What storytime would be complete without a rendition of the Wheels on the Bus? We sang several school bus related verses before moving on to a favorite book.
Don’t Let the Pigeon Drive the Bus by Mo Willems (Hyperion Books, 2003) is not a school related read, but all ofMo Willems’ books are not only sharable in storytime, but epitomize the idea of an interactive picture book. The spirited responses to Pigeon’s questions throughout the story easily demonstrate the power of good storytelling to engage even the youngest reader.
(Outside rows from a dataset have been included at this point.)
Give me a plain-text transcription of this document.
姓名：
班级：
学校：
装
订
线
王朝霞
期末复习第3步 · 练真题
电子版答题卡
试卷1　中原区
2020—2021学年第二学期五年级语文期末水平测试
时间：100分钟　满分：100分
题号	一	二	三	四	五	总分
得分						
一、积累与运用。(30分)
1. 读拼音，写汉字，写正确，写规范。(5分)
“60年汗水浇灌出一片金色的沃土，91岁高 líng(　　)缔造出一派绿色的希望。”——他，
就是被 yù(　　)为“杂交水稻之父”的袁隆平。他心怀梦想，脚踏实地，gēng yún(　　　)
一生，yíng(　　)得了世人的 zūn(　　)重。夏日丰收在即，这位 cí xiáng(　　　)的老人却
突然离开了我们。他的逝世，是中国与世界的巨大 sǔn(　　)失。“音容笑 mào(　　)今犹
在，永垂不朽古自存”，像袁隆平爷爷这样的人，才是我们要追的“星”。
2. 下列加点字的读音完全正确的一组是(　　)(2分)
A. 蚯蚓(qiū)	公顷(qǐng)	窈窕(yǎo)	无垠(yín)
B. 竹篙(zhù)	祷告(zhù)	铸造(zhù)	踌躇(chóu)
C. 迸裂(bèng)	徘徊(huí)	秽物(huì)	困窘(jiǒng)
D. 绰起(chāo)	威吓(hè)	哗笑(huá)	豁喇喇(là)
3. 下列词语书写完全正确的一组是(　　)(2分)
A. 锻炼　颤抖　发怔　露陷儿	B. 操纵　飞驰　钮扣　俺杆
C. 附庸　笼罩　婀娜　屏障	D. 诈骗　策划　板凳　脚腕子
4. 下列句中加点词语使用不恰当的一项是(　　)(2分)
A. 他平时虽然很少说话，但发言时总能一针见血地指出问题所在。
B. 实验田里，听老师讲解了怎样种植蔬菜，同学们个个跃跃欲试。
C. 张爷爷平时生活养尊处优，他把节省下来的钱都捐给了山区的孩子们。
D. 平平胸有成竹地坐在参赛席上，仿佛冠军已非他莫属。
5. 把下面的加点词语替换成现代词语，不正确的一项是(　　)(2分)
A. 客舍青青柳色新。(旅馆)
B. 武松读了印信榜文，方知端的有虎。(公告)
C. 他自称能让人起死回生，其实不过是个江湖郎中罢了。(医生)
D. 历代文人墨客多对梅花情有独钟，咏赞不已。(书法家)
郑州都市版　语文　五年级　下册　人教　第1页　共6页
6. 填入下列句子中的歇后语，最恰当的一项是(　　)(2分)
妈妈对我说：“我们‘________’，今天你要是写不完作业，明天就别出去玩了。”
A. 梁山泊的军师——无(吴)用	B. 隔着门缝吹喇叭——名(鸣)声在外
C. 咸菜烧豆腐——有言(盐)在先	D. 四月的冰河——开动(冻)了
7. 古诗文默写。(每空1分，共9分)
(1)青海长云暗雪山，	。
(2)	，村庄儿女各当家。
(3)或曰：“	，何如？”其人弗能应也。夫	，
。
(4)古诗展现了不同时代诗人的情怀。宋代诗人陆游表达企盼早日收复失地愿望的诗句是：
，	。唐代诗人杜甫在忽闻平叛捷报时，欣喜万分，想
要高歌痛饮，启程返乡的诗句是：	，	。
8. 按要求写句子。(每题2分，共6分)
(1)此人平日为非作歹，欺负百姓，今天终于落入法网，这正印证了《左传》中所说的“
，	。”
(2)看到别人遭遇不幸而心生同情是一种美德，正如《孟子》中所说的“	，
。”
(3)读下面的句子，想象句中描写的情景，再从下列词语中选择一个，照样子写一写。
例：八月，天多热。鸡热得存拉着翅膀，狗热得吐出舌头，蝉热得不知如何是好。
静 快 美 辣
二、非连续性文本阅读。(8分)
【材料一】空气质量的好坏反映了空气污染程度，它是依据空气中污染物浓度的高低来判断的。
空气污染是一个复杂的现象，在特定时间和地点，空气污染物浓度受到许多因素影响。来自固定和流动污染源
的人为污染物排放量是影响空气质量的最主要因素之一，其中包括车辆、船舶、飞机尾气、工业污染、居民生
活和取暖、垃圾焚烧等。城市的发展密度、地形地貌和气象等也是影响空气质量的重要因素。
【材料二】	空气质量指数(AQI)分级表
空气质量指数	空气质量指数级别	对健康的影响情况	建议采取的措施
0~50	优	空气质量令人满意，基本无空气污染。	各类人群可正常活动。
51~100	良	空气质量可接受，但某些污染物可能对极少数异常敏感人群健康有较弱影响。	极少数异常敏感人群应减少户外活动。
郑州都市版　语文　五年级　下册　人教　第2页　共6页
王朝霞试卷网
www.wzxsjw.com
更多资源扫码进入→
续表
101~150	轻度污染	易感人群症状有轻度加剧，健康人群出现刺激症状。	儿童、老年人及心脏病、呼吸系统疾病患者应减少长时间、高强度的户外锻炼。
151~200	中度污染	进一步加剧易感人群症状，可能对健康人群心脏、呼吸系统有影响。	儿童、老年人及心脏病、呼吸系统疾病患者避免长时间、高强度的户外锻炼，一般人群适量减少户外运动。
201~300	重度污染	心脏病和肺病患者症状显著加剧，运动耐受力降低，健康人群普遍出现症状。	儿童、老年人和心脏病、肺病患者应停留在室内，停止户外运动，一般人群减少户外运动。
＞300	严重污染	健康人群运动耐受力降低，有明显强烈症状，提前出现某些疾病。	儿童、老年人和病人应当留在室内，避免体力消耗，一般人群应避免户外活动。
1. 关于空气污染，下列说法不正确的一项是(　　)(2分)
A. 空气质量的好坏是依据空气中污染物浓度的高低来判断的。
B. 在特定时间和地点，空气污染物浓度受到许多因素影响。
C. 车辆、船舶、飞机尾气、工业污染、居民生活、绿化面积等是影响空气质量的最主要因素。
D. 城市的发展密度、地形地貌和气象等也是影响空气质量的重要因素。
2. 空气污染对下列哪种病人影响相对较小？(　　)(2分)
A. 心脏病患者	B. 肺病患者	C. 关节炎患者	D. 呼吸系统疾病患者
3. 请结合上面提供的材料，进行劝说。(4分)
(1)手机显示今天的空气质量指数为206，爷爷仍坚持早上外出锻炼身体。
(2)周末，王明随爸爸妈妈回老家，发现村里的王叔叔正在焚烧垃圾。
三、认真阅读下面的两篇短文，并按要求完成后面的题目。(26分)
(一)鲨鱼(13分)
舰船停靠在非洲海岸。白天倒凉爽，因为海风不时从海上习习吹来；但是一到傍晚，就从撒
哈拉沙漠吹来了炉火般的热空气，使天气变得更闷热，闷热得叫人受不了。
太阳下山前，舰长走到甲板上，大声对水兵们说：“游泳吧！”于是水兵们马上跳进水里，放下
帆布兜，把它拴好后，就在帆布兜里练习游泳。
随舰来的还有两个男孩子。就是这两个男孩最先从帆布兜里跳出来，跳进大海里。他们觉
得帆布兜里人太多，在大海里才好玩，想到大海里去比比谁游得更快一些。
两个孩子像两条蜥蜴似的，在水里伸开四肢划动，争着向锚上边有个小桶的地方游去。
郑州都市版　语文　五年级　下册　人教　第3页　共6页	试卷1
Instead of a craft activity, we rode a school bus today! The local school bus company donated a bus and driver to take our storytime group on a drive to one of the local elementary schools. Most of the kids loved the experience, but one or two kids who were not quite ready for the experience, shall we say, and their caregivers did stay behind at the library. We sang, asked questions, and practiced getting on and off the bus. What was the most important question we asked? Would the driver let a pigeon drive the bus? No!
Note: The bus was late! The dispatcher had forgotten today was the day. As the clock ticked and no bus driver arrived, I started to wonder. I had a coworker call the company who sent the driver right over. The lesson? Always have an extra book on hand, some stories memorized, or some songs/games to play to keep families from losing interest.